During the performance, a few phones ring. In other theaters, that would have drawn a few nasty looks from fellow patrons. Here, the "Supernerds" creators want to make a point about how easy it is to gain access to our data. Julian Assange calls once from Great Britain to leave a message on the answering machine: "The confidential information is not for the public."
'Post-modern version of North Korea'
German broadcaster WDR also got its live television audience involved. One person is selected and their credit report, place of residence and purchase power is quickly determined.
"If things continue like this, then we'll be living in a global, post-modern version of North Korea," says Assange. His fate of exile doesn't seem to have brought about any changes yet. Just last week, Germany revised a new law that allowed data retention for police probes into severe crimes. Telecoms would log phone and Internet usage for 10 weeks.

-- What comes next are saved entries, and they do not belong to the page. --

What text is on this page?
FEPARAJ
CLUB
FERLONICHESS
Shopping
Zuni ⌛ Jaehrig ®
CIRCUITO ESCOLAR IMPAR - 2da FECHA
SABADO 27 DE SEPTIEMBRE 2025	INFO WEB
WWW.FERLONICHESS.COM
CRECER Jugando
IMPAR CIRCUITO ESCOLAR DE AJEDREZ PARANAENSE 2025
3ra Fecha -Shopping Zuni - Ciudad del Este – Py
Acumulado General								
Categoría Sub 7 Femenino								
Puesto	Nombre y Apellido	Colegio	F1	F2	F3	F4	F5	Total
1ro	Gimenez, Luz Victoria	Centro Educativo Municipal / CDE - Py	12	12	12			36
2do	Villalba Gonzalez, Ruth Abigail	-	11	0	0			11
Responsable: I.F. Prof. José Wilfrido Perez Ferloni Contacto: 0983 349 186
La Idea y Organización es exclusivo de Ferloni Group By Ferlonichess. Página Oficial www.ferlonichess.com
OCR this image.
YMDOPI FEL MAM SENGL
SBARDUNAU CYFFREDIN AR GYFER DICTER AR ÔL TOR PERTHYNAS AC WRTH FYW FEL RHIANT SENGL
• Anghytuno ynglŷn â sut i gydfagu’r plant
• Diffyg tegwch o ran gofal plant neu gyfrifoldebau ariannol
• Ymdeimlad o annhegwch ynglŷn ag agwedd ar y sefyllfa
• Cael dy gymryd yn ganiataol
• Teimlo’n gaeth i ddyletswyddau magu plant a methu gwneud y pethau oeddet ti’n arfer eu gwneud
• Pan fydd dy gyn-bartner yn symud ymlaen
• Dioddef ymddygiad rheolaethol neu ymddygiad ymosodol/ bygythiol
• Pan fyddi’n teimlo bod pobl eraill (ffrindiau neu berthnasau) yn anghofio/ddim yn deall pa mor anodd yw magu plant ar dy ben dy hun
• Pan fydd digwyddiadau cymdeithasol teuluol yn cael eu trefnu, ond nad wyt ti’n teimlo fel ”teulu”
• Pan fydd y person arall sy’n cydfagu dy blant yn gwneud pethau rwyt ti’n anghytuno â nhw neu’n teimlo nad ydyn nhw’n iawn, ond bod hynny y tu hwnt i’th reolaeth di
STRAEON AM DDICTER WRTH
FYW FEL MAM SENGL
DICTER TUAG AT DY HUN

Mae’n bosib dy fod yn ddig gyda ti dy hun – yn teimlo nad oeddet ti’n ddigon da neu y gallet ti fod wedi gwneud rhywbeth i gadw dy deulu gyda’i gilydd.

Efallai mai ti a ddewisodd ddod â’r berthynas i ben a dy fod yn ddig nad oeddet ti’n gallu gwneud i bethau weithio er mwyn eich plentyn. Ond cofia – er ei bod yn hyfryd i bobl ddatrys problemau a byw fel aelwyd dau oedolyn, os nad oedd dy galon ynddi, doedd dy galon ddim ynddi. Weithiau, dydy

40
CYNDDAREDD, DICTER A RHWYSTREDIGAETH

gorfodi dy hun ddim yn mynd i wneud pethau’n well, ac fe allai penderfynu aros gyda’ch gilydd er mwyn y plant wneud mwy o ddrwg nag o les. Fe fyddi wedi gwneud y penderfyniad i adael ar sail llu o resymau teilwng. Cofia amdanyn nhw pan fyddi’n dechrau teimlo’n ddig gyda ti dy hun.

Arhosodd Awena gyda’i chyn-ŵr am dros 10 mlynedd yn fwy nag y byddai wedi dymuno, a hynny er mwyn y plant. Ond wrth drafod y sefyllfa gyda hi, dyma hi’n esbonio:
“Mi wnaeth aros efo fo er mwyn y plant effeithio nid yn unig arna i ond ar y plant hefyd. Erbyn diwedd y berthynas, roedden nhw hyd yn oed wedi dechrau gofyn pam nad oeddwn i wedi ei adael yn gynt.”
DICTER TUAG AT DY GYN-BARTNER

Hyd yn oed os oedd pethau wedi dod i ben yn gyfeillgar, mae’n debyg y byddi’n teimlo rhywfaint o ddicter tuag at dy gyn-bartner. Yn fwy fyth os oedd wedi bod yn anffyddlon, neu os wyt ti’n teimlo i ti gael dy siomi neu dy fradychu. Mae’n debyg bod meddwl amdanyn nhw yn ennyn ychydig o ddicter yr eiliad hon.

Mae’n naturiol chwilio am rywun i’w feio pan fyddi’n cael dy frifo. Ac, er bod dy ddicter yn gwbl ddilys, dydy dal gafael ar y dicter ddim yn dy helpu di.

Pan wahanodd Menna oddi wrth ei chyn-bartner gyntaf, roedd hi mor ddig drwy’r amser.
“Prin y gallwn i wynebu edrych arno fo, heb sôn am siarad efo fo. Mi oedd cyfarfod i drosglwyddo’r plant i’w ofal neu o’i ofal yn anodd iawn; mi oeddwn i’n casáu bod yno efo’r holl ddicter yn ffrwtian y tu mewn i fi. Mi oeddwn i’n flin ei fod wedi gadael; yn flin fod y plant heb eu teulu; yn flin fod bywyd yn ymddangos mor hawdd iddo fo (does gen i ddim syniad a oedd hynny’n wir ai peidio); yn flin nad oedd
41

The villains and the real terrorists cannot be hindered with surveillance, says Assange. And while surveillance isn't preventing terrorist attacks, it is infringing on our democratic rights, asserts the theater production.
The attempt the visualize surveillance in a theater, however, where real contact counts, is only partially successful. When the actors imitate the whistleblowers, they seem distant. And the "threat" to the audience is only symbolic. A few ringing phones and even strange emails ahead of the show aren't enough to instill a real sense of danger amongst the audience members.
Important questions remain unanswered. Why do we continue to use technologies that come with a high price? And how can computers be kept in check?
"Supernerds" makes more of an effort to wake people up, rather than provide answers - and perhaps the arts are not the right sphere for that.